Moreover, to become good at making any sort of game, you have to do it more than once. Making a bunch of micro platformers will make me better at making platformers. Eventually, as I have finally made a kids’ book that is pretty good, I will make a game that is pretty good.

So I dusted off a little generic platformer character I made a while back. Idea: make a platformer mechanics base. Create skins over it for different stories and characters, turning on and off powers as needed.

And my wheels spun. This little dude is cute and all, but he isn’t interesting to me.

New tactic: take the Wren story I was going to turn into a VN; turn it into a mini story platformer. Time to take old attempts at Wren and recontextualize her in my platformer proportions standards.

On the left we have an older version of making her as vector art, but with the scale wrong and the lines the wrong width. In the middle, the new/correct stands with Arthur and Jump for comparison. Experimentation with a pixel art version has shown that replacing the belly shirt with a tank top is fine. The real advantage of the belly shirt was not the exposed navel, but the exposed shoulders, segmenting off the arms and making them easier to animate and to read. Same as Mario’s overalls. For some reason, it pleased me to put giant clodhoppers on her feet.

One of Wren’s struggles since the original design was differentiating her from Shantae. Especially as, being me, I cannot produce the shameless cavalcade of prurient designs Wayforward can.
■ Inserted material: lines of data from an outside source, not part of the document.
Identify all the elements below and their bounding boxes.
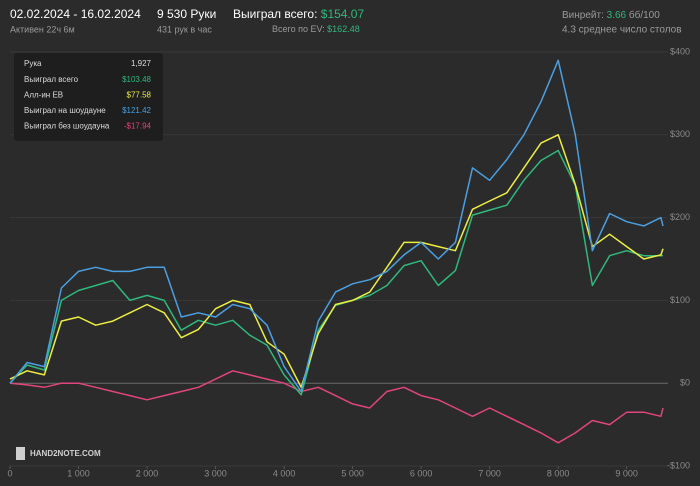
hands-rate: 431 рук в час	[157, 24, 212, 34]
won-total: Выиграл всего: $154.07	[233, 7, 364, 21]
tooltip-series-value: $103.48	[122, 75, 151, 84]
tooltip: Рука 1,927 Выиграл всего $103.48 Алл-ин EB $7…	[24, 59, 152, 131]
winrate-value: 3.66	[607, 10, 627, 21]
tooltip-series-value: -$17.94	[124, 122, 152, 131]
winrate-label: Винрейт:	[562, 10, 604, 21]
active-time: Активен 22ч 6м	[10, 24, 75, 34]
y-tick-label: $200	[670, 212, 690, 222]
plot-area: -$100 $0 $100 $200 $300 $400 0 1 000 2 000 3 000 4…	[7, 46, 690, 478]
ev-total: Всего по EV: $162.48	[272, 24, 360, 34]
tooltip-series-name: Выиграл без шоудауна	[24, 122, 110, 131]
x-tick-label: 0	[7, 468, 12, 478]
ev-label: Всего по EV:	[272, 24, 325, 34]
x-tick-label: 3 000	[204, 468, 227, 478]
won-value: $154.07	[321, 7, 365, 21]
y-tick-label: -$100	[667, 460, 690, 470]
x-tick-label: 8 000	[547, 468, 570, 478]
series-line	[9, 370, 664, 444]
y-tick-label: $0	[680, 378, 690, 388]
date-range: 02.02.2024 - 16.02.2024	[10, 7, 141, 21]
y-tick-label: $400	[670, 46, 690, 56]
tooltip-hand: 1,927	[131, 59, 152, 68]
winrate-unit: бб/100	[629, 9, 660, 21]
won-label: Выиграл всего:	[233, 7, 317, 21]
tooltip-series-name: Выиграл на шоудауне	[24, 106, 106, 115]
series-line	[9, 134, 664, 389]
x-tick-label: 4 000	[273, 468, 296, 478]
tooltip-series-value: $77.58	[127, 91, 152, 100]
tooltip-series-name: Выиграл всего	[24, 75, 79, 84]
logo-icon	[16, 447, 25, 460]
x-tick-label: 2 000	[136, 468, 159, 478]
tooltip-hand-label: Рука	[24, 59, 42, 68]
y-tick-label: $300	[670, 129, 690, 139]
series-line	[9, 59, 664, 393]
ev-value: $162.48	[327, 24, 360, 34]
tables: 4.3 среднее число столов	[562, 25, 682, 36]
y-tick-label: $100	[670, 295, 690, 305]
tooltip-series-value: $121.42	[122, 106, 151, 115]
hands: 9 530 Руки	[157, 7, 216, 21]
tooltip-series-name: Алл-ин EB	[24, 91, 63, 100]
winrate: Винрейт: 3.66 бб/100	[562, 9, 660, 21]
x-tick-label: 6 000	[410, 468, 433, 478]
logo: HAND2NOTE.COM	[30, 449, 101, 458]
tooltip-box	[14, 53, 163, 141]
x-tick-label: 7 000	[478, 468, 501, 478]
x-tick-label: 9 000	[615, 468, 638, 478]
x-tick-label: 5 000	[341, 468, 364, 478]
x-tick-label: 1 000	[67, 468, 90, 478]
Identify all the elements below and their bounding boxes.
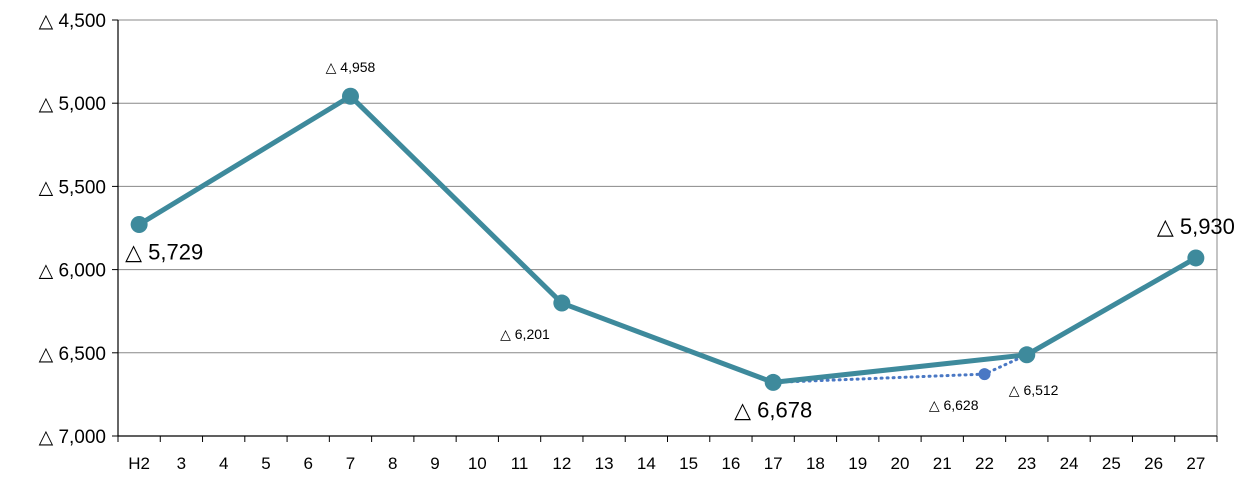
x-tick-label: 8 [388, 454, 397, 473]
x-tick-label: 26 [1144, 454, 1163, 473]
gridlines [118, 102, 1217, 354]
x-tick-label: 17 [764, 454, 783, 473]
x-tick-label: 6 [303, 454, 312, 473]
x-tick-label: 18 [806, 454, 825, 473]
data-label: △ 5,930 [1157, 214, 1235, 239]
y-tick-label: △ 6,000 [39, 261, 106, 282]
x-tick-label: 4 [219, 454, 228, 473]
x-tick-label: 21 [933, 454, 952, 473]
y-tick-label: △ 5,000 [39, 94, 106, 115]
y-tick-label: △ 7,000 [39, 427, 106, 448]
x-tick-label: 16 [721, 454, 740, 473]
data-point [978, 368, 991, 381]
data-point [553, 294, 571, 312]
data-label: △ 4,958 [326, 59, 376, 75]
y-tick-label: △ 6,500 [39, 344, 106, 365]
data-label: △ 6,628 [929, 397, 979, 413]
y-tick-label: △ 5,500 [39, 177, 106, 198]
x-tick-label: 22 [975, 454, 994, 473]
x-tick-label: 25 [1102, 454, 1121, 473]
x-tick-label: 10 [468, 454, 487, 473]
x-tick-label: 24 [1060, 454, 1079, 473]
x-tick-label: H2 [128, 454, 150, 473]
y-tick-labels: △ 4,500 △ 5,000 △ 5,500 △ 6,000 △ 6,500 △ 7,0… [39, 11, 106, 448]
x-tick-label: 5 [261, 454, 270, 473]
data-point [1018, 346, 1036, 364]
x-tick-label: 15 [679, 454, 698, 473]
x-tick-label: 9 [430, 454, 439, 473]
main-series-line [136, 93, 1199, 385]
x-tick-label: 12 [552, 454, 571, 473]
x-tick-label: 3 [177, 454, 186, 473]
x-tick-label: 19 [848, 454, 867, 473]
data-label: △ 6,201 [500, 326, 550, 342]
data-label: △ 6,678 [734, 397, 812, 422]
data-point [764, 373, 782, 391]
y-tick-label: △ 4,500 [39, 11, 106, 32]
x-tick-label: 7 [346, 454, 355, 473]
x-tick-label: 13 [595, 454, 614, 473]
x-tick-label: 27 [1186, 454, 1205, 473]
x-tick-label: 23 [1017, 454, 1036, 473]
axes [112, 19, 1218, 442]
x-tick-label: 14 [637, 454, 656, 473]
data-labels: △ 5,729 △ 4,958 △ 6,201 △ 6,678 △ 6,512 △ 5,9… [125, 59, 1235, 422]
data-points [130, 87, 1205, 391]
series-lines [136, 93, 1199, 385]
data-label: △ 5,729 [125, 240, 203, 265]
data-point [341, 87, 359, 105]
data-point [130, 216, 148, 234]
x-tick-label: 20 [891, 454, 910, 473]
x-tick-label: 11 [511, 454, 529, 473]
x-tick-labels: H2 3 4 5 6 7 8 9 10 11 12 13 14 15 16 17 18 19 20 21 22 23 24 2… [128, 454, 1205, 473]
data-point [1187, 249, 1205, 267]
data-label: △ 6,512 [1009, 382, 1059, 398]
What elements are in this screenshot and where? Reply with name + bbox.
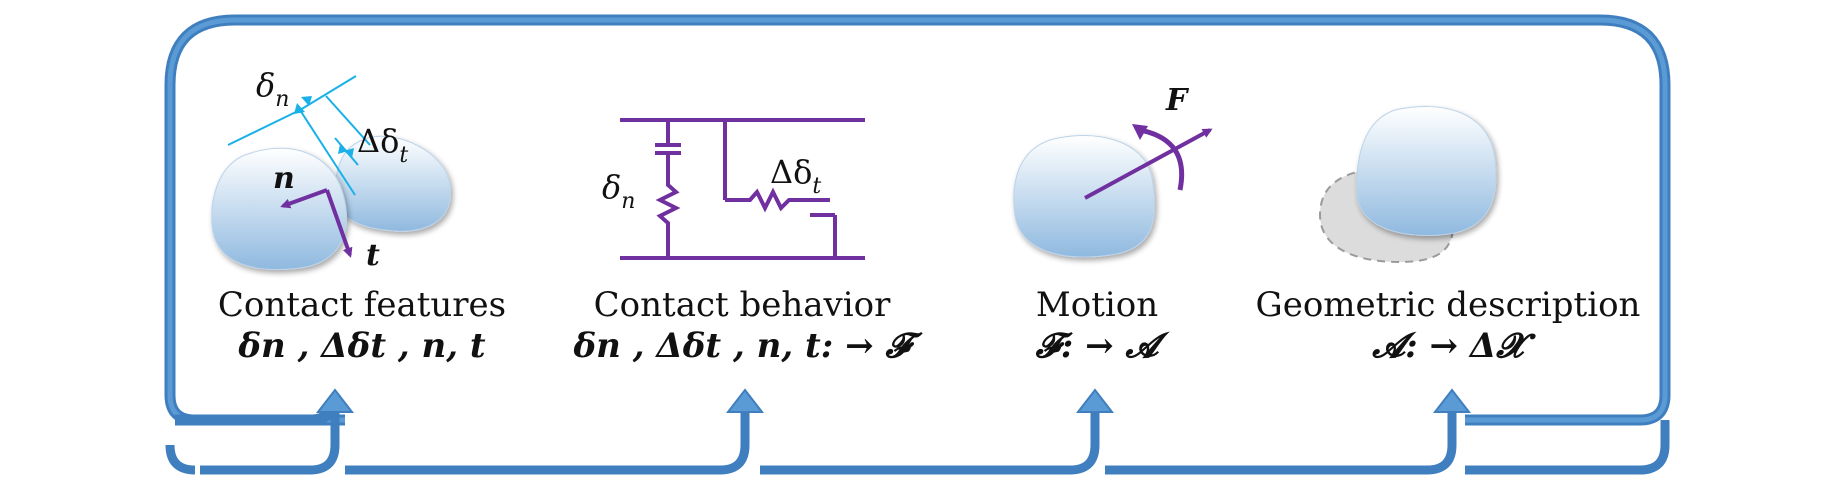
stage-formula: 𝓐: → Δ𝓧: [1372, 326, 1524, 366]
stage-title: Contact behavior: [593, 285, 891, 325]
rotation-arrow-head: [1132, 124, 1148, 140]
spring-delta-delta-t-label: Δδt: [770, 153, 821, 199]
spring-delta-n-label: δn: [602, 168, 635, 214]
up-arrow-icon: [760, 388, 1115, 475]
stage-caption-contact-behavior: Contact behavior δn , Δδt , n, t: → 𝓕: [482, 285, 1002, 367]
stage-formula: 𝓕: → 𝓐: [1035, 326, 1159, 366]
stage-title: Motion: [1035, 285, 1159, 325]
loop-arrow-icon: [164, 14, 1671, 426]
force-label: F: [1165, 83, 1190, 118]
normal-label: n: [273, 161, 295, 196]
motion-figure: F: [1013, 83, 1213, 258]
particle-geometric: [1356, 106, 1497, 236]
delta-n-label: δn: [256, 66, 289, 112]
loop-return-segment: [1465, 420, 1670, 475]
stage-formula: δn , Δδt , n, t: [238, 326, 486, 366]
stage-title: Geometric description: [1255, 285, 1641, 325]
geometric-figure: [1318, 106, 1497, 264]
particle-front: [211, 147, 347, 270]
delta-delta-t-label: Δδt: [357, 122, 408, 168]
connector-arrows: [165, 388, 1670, 475]
up-arrow-icon: [1105, 388, 1472, 475]
up-arrow-icon: [345, 388, 765, 475]
rotation-arrow-icon: [1139, 127, 1185, 191]
overlap-dimension: [227, 75, 371, 196]
stage-title: Contact features: [217, 285, 507, 325]
stage-caption-contact-features: Contact features δn , Δδt , n, t: [102, 285, 622, 367]
stage-formula: δn , Δδt , n, t: → 𝓕: [573, 326, 911, 366]
tangent-label: t: [366, 238, 380, 273]
spring-damper-icon: δn Δδt: [602, 118, 865, 260]
up-arrow-icon: [165, 388, 355, 475]
normal-vector: [280, 188, 328, 209]
stage-caption-geometric-description: Geometric description 𝓐: → Δ𝓧: [1188, 285, 1708, 367]
particle-back: [334, 135, 451, 232]
force-vector: [1084, 128, 1213, 200]
stage-caption-motion: Motion 𝓕: → 𝓐: [837, 285, 1357, 367]
tangent-vector: [325, 189, 353, 258]
up-arrow-icon-1: [175, 394, 341, 426]
contact-features-figure: δn Δδt n t: [211, 66, 451, 273]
Ditching the belly shirt goes most of the way. I have also replaced her ponytail with a tuft. I liked the ponytail more, but the tuft is iconic, easier to animate, and more reflective of Wren’s personality. And it goes the rest of the way. For this new version, I made the tuft more interesting and less blobby.

One of the curious side-effects is that I no longer feel the cape is necessary for modesty, and it hugely complicates animation, and it will make people think of Hollow Knight. So for practical purposes, I should ditch the cape. And I probably will.

But I like it. I have sold myself on the blue and orange triangles shape language.

Well. I’ll probably ditch the cape for the first game, for simplicity. Add it in later.

So, yeah. Probably try and make a little platformer next month. See how it goes.

Any number times zero is zero

In my last post, I did some multiplication to figure out which method of telling stories is the best for my goals, and Visual Novels won hands down.

But every time I sit down to work on a sample visual novel, nothing happens.

Any number times zero is zero. If I will not produce the media, it is worthless to me and to everyone else.

This is not a giving up on Visual Novels as a medium. This is an acknowledgement that if I am going to make them, it will be some other time in some other way.